There are no glass slippers in my story. Just my own tired, blistered feet.
So… to those of you with equally tired feet. Those of you with inboxes and mailboxes and phone calls full of “nos.” Those of you who are questioning whether it’s really worth it to keep pursuing this dream. Those of you who are brave enough to keep going and who continue to believe in your work despite all the rejection and criticism.
To that brokenhearted woman I was, a year and a half ago, crying her eyes out at 3 a.m. because she finally let herself feel the pain of all the disappointment after a particularly difficult rejection.
Someday your “yes” will come.
It might take 15 years.
It might take hundreds of rejections.
It might require a serious shift in expectations and flexibility about what that “yes” will look and sound like.
And I know how hard it is to keep hoping for so long after so much disappointment. God Almighty. Trust me. I know.
Throw a book at me if you must. I know your pain.
But it will come. I promise you. It will. It will, if you just. keep. going.
P.S. If you want to know more about my forthcoming book, be sure to sign up for my newsletter here!
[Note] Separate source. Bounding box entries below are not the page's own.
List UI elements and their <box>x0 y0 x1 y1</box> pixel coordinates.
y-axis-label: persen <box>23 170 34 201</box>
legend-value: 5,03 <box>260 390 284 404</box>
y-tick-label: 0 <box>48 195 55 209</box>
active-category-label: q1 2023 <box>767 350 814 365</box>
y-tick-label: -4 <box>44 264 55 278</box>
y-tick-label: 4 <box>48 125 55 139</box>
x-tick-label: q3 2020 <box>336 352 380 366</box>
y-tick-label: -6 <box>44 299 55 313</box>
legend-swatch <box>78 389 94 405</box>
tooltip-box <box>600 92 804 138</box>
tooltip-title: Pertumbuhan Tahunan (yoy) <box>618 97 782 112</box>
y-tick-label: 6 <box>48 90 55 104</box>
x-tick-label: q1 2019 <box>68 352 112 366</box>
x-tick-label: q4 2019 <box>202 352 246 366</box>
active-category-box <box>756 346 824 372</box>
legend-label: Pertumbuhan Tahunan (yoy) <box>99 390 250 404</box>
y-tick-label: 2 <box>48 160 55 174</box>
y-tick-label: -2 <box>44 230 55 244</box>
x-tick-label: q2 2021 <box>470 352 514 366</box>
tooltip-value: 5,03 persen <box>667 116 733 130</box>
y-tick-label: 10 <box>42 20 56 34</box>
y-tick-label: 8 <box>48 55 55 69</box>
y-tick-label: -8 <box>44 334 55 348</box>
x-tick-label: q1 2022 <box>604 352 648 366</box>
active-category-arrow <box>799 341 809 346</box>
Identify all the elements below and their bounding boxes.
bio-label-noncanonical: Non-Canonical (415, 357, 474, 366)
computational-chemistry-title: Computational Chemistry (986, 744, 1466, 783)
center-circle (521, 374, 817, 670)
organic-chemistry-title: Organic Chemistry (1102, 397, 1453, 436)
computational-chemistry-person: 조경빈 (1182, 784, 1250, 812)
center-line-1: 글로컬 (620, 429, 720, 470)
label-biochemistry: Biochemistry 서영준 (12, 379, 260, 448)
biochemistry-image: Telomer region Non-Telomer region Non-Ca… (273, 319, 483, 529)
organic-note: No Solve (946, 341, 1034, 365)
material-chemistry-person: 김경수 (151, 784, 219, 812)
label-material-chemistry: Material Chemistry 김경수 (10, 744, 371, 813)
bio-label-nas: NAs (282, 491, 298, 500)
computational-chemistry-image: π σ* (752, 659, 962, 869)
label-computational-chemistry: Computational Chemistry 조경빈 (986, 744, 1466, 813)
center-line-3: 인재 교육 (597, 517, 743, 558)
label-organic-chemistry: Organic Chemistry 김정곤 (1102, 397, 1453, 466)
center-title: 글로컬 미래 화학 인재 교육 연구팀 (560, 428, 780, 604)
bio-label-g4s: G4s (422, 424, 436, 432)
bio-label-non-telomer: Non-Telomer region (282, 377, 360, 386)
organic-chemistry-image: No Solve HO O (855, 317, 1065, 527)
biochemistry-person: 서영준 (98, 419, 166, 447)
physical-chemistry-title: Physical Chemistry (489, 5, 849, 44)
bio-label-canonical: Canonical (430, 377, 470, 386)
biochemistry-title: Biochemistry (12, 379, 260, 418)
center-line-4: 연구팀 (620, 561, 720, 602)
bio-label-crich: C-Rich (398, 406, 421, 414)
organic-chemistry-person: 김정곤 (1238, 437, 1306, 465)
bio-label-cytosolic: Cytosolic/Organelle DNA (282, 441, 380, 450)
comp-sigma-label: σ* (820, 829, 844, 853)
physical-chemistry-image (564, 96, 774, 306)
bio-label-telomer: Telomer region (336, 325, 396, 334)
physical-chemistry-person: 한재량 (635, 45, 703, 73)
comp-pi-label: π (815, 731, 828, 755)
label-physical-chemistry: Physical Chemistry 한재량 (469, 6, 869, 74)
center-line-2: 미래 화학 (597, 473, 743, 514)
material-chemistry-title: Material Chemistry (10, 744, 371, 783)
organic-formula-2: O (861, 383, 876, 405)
ETA P.P.S. The book was published in October! Check it out on the Kasva Press website or Amazon!
A hearty congratulations! Well done!
Thank you!
At writers’ events, I give a talk called “Happily Ever After & What Happened After That” and I find what you said about adjusting expectations and thinking of different kinds of yesses so incredibly smart. It keeps happening to all of us who want to write, during every part of the writerly journey…until one day we can look back at the long and winding road behind us and say, “Hey, I wrote my a– off to get up this hill. I worked my butt off and I never stopped climbing. And now look where I am.”